Как и говорил Борис Рафаилович, часы в моем затылке перестали тикать через неделю, и тетя Маня собралась переселять меня в общую палату. Она напомнила о своей готовности «отбить телеграмму моим родным», и тогда я попросил ее позвонить Лозинской.

— Часов в шесть вечера, — сказал я. — Зовут Иреной Михайловной, запомнили? Если к телефону подойдет мужчина, то ничего не говорите. Положите трубку, и все. Ладно?

— Ну-ну, — угасше сказала она. — И что ей передать?

— Что, мол, Антон Павлович Кержун лежит в больнице… В такой-то палате, на таком-то этаже.

— Ну-ну… А чтоб, значит, пришла, не намекать?

— Нет, — сказал я. — Большое вам спасибо!

— Поругамши, что ль?

Тетя Маня спросила это, уходя уже, с гневом не ко мне, и я поверил, что Лозинская непременно придет, потому что мало ли что ей там скажут, и пусть скажут!.. Что я, не сын родины? Сволочи! Бросили тут одного…


Она пришла в начале седьмого, я увидел ее еще в коридоре через открывшуюся дверь, притворенную за ней тетей Маней. Ирена Михайловна как-то косо и полу-боком пошла по палате к окну, подальше минуя стул и тумбочку, смятенно глядя на мою голову. Я привстал на койке и сказал, что ни в чем не виноват.

— Мне все известно, не надо разговаривать, — перебила она, уйдя в противоположный угол, за тумбочку.

— Я не ввязывался, а только позвонил вам, чтобы проститься, понимаете? — сказал я. Она молча наклонила голову, избегая моих глаз своими.

— За весь тот вечер я выпил всего лишь три бутылки тракии. Это красное сухое вино почти без градусов, — объяснил я.

— Я знаю, это очень хорошее вино, только, пожалуйста, не разговаривайте! — сказала она.

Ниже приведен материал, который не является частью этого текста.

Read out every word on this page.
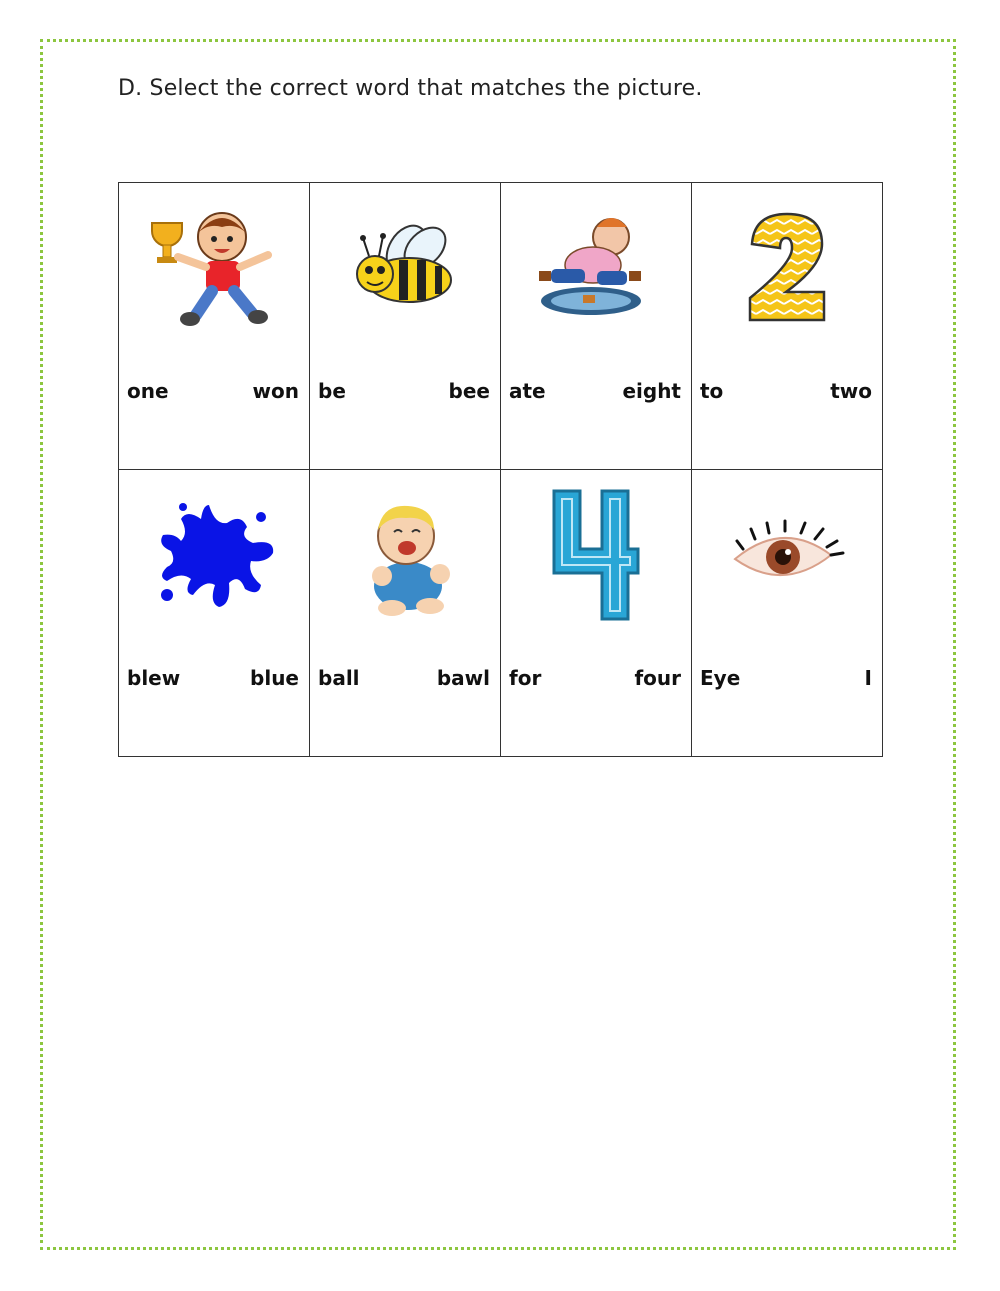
D. Select the correct word that matches the picture.
one won	be bee	ate eight	to two

blew blue	ball bawl	for four	Eye I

— Но я в самом деле не ввязывался, — сказал я.

Она веряще кивнула, и мы впервые встретились глазами.

— Они меня каким-то свинцовым кругляшом… в женском грязном чулке, вы представляете? — сказал я.

— Господи! Я не хочу! Не надо об этом говорить!

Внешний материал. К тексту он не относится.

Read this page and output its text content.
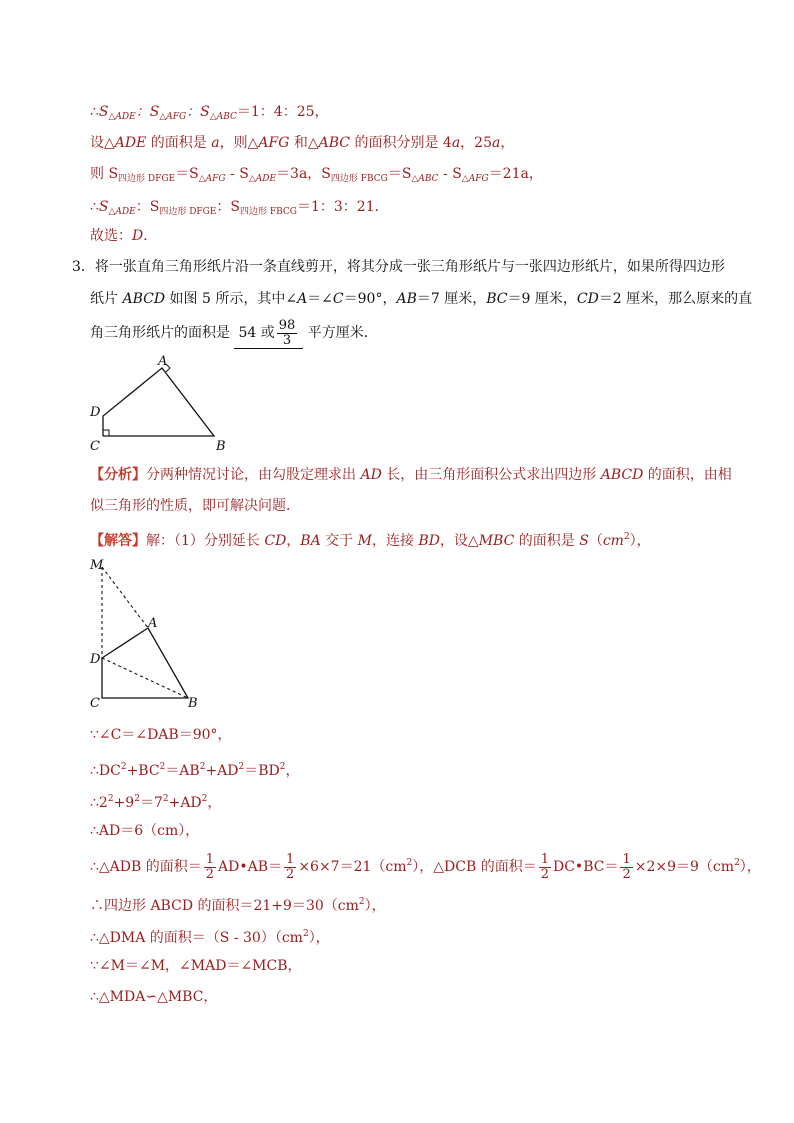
$\therefore S_{\triangle ADE}$：$S_{\triangle AFG}$：$S_{\triangle ABC}=1$：4：25，
设△ADE 的面积是 a，则△AFG 和△ABC 的面积分别是 4a，25a，
则 $S_{四边形 DFGE}=S_{\triangle AFG} - S_{\triangle ADE}=3a$，$S_{四边形 FBCG}=S_{\triangle ABC} - S_{\triangle AFG}=21a$，
$\therefore S_{\triangle ADE}$：$S_{四边形 DFGE}$：$S_{四边形 FBCG}=1$：3：21．
故选：D．
3．将一张直角三角形纸片沿一条直线剪开，将其分成一张三角形纸片与一张四边形纸片，如果所得四边形
纸片 ABCD 如图 5 所示，其中∠A＝∠C＝90°，AB＝7 厘米，BC＝9 厘米，CD＝2 厘米，那么原来的直
角三角形纸片的面积是 54 或 $\frac{98}{3}$ 平方厘米．
A
B
C
D
【分析】分两种情况讨论，由勾股定理求出 AD 长，由三角形面积公式求出四边形 ABCD 的面积，由相
似三角形的性质，即可解决问题．
【解答】解：（1）分别延长 CD，BA 交于 M，连接 BD，设△MBC 的面积是 $S(cm^2)$，
M
A
D
C	B
∵∠C＝∠DAB＝90°，
$\therefore DC^2+BC^2=AB^2+AD^2=BD^2$，
$\therefore 2^2+9^2=7^2+AD^2$，
∴AD＝6（cm），
∴△ADB 的面积＝ $\frac{1}{2}$ AD•AB＝ $\frac{1}{2} \times 6\times 7=21(cm^2)$，△DCB 的面积＝ $\frac{1}{2}$ DC•BC＝ $\frac{1}{2} \times 2\times 9=9(cm^2)$，
∴四边形 ABCD 的面积$=21+9=30(cm^2)$，
∴△DMA 的面积$=(S - 30)(cm^2)$，
∵∠M＝∠M，∠MAD＝∠MCB，
∴△MDA∽△MBC，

Она держала сцепленные руки у подбородка, и глаза у нее были какие-то провальные, немигающие и косящие к переносью.

— Очень больно?

— Нет, — сказал я. — Вам нельзя… подойти поближе?

Если бы она не взглянула тогда с опасением на дверь, я бы не решился назвать ее по имени, без отчества, но она трижды, пока медленно шла ко мне по палате, взглядывала на дверь, и я трижды назвал ее имя.